The New Leviathans

The New Leviathans

Thoughts After Liberalism

Summary

'One of the most important thinkers alive' The Times
'Britain's best philosopher' The Telegraph

Ever since its publication in 1651, Thomas Hobbes' Leviathan has unsettled and challenged how we understand the world. Condemned and vilified by each new generation, Hobbes' cold political vision continues to see through any number of political and ethical vanities.

In his wonderfully stimulating book The New Leviathans, John Gray allows us to understand the world of the 2020s with all its contradictions, moral horrors and disappointments through a new reading of Hobbes' classic work. The collapse of the USSR ushered in an era of near-apoplectic triumphalism in the West: a genuine belief that a rational, liberal, well-managed future now awaited humankind and that tyranny, nationalism and unreason lay in the past. Since then, so many terrible events have occurred and so many poisonous ideas flourished, and yet still our liberal certainties treat them as aberrations which will somehow dissolve away. Hobbes would not be so confident.

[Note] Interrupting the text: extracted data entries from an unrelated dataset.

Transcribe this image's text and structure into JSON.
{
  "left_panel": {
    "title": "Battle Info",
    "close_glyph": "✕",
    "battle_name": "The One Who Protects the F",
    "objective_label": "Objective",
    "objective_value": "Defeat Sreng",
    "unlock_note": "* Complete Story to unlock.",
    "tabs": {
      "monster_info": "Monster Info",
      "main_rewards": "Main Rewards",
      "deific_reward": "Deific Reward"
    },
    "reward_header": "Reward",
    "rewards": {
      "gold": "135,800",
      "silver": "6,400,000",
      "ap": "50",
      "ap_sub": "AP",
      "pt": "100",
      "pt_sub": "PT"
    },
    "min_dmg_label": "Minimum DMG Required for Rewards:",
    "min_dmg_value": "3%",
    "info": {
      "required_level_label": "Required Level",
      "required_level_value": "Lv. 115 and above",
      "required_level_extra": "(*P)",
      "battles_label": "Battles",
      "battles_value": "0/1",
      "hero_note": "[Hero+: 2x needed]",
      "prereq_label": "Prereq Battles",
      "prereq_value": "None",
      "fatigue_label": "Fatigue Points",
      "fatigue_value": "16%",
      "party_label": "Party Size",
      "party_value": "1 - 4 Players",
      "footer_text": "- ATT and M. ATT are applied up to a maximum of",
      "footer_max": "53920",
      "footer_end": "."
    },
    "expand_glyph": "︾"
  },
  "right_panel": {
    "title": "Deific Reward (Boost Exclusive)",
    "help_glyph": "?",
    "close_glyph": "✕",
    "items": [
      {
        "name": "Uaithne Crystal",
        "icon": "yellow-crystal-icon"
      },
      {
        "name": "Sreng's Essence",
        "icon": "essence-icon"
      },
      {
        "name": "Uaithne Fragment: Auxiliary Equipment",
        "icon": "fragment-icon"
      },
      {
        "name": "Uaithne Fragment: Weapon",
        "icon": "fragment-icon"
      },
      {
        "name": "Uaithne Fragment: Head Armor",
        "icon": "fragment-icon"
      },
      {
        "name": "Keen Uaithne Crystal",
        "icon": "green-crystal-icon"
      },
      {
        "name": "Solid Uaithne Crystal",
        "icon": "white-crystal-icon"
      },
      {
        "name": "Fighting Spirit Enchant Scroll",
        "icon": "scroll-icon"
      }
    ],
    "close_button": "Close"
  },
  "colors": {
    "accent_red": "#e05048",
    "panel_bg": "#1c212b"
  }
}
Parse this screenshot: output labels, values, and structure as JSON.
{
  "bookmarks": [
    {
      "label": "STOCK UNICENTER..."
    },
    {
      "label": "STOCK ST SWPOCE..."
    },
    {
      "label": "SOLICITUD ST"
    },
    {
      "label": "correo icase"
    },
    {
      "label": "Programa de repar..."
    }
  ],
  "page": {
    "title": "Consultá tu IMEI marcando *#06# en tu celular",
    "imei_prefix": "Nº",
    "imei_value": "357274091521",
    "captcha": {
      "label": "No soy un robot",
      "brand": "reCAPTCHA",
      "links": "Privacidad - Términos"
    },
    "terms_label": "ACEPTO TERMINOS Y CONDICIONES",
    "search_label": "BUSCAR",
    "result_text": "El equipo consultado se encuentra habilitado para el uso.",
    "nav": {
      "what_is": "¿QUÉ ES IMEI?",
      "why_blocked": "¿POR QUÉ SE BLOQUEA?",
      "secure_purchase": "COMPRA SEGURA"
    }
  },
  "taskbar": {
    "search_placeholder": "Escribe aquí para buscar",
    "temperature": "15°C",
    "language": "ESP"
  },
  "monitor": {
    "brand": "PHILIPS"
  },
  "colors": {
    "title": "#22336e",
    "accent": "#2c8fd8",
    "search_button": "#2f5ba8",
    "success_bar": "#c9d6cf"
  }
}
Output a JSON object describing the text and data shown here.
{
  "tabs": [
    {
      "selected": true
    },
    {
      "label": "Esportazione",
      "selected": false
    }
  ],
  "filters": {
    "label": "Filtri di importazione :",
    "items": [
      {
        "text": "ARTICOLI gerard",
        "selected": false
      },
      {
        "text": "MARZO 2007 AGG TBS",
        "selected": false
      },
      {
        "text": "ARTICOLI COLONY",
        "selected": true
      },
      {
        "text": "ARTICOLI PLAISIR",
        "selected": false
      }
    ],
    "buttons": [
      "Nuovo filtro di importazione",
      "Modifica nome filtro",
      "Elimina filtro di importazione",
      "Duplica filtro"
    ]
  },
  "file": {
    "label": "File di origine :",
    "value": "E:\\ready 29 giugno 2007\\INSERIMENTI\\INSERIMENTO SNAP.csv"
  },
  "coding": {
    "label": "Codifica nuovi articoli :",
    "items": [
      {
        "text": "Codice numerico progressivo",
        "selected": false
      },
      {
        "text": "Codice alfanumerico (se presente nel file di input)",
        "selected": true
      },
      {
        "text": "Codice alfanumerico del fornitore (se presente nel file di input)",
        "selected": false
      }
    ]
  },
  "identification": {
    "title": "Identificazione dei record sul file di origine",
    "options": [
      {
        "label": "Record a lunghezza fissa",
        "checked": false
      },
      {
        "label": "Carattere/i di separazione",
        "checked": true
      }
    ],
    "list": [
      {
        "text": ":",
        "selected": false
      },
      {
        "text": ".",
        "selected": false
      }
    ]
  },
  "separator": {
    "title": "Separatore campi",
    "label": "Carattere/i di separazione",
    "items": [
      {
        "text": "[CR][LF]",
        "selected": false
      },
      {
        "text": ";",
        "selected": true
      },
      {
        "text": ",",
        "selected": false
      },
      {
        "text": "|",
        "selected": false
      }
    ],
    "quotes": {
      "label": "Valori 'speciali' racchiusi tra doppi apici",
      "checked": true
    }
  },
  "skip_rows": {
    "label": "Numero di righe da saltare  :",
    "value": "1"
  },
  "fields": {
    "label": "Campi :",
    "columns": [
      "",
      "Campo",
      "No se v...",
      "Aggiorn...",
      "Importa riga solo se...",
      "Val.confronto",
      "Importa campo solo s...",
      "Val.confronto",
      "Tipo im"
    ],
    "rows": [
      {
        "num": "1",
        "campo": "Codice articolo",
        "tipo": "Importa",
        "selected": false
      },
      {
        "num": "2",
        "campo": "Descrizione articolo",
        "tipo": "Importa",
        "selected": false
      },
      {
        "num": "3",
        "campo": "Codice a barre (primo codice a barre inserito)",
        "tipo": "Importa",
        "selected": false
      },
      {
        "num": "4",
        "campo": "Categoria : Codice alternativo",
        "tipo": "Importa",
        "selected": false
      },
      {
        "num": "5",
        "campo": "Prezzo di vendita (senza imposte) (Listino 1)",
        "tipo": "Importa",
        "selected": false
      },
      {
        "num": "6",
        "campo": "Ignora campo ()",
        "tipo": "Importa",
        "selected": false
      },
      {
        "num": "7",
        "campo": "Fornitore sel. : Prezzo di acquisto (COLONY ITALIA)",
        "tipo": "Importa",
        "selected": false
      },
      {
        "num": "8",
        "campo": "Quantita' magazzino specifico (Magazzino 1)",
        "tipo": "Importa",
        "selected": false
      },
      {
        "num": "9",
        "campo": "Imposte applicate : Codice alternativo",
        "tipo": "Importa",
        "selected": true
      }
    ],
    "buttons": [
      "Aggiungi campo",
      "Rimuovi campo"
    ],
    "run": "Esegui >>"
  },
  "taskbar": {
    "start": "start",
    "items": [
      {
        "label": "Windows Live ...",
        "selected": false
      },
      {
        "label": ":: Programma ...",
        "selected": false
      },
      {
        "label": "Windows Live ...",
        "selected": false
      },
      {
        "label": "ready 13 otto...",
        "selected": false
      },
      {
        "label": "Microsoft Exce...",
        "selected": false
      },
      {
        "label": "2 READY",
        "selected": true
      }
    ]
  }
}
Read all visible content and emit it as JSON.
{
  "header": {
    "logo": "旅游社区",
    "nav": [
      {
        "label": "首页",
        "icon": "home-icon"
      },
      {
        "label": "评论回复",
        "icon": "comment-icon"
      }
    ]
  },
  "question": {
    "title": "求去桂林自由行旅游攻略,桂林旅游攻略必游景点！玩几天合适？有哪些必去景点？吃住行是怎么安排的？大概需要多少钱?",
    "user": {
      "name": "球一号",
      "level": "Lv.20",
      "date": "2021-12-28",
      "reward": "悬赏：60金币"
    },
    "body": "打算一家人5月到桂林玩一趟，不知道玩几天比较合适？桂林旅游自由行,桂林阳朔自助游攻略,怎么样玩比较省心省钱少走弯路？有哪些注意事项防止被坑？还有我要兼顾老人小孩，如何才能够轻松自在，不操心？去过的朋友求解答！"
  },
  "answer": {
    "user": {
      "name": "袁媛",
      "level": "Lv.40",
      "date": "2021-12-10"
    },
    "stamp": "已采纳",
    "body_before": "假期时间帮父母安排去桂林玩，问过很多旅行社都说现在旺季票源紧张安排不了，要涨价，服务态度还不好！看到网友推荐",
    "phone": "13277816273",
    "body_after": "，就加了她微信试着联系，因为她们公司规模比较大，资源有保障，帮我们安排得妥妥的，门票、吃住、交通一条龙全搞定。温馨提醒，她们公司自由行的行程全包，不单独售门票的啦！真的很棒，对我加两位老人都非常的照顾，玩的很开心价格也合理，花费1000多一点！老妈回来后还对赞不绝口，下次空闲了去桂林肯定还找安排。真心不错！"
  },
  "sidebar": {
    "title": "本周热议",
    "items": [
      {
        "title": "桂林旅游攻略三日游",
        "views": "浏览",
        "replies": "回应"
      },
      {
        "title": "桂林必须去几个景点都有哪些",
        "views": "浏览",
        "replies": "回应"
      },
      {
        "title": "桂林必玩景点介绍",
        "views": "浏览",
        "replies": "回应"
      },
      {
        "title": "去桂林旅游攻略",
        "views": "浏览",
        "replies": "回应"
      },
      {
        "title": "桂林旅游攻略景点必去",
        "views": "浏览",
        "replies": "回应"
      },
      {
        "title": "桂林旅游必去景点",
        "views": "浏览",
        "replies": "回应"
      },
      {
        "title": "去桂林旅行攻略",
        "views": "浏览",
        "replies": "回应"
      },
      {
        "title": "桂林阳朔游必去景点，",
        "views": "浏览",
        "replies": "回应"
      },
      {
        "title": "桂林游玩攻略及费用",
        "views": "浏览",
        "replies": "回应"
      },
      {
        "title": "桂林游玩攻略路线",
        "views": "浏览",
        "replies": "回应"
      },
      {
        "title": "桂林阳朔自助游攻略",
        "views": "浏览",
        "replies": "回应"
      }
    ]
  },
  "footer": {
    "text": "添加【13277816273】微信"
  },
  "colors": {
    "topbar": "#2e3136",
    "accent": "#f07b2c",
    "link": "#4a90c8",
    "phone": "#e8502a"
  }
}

Filled with fascinating and challenging perceptions, The New Leviathans is a powerful meditation on historical and current folly. As a species we always seem to be struggling to face the reality of base and delusive human instincts. Might a more self-aware, realistic and disabused ethics help us all?

Reviews

  • A timely meditation on the passing of the liberal age, and on the life and afterlives of its grandfather, Thomas Hobbes. Composed with Gray’s characteristic erudition and taste for the ironies of intellectual history, The New Leviathans is a provocative delight, even as the author’s premonitions about the world to come are thoroughly discomfiting.
    Sohrab Ahmari, New Statesman

About the author

John Gray

John Gray is a political philosopher, whose books include Seven Types of Atheism, Straw Dogs, Black Mass, The Soul of the Marionette, The Silence of Animals and Feline Philosophy. He now principally writes for the New Statesman.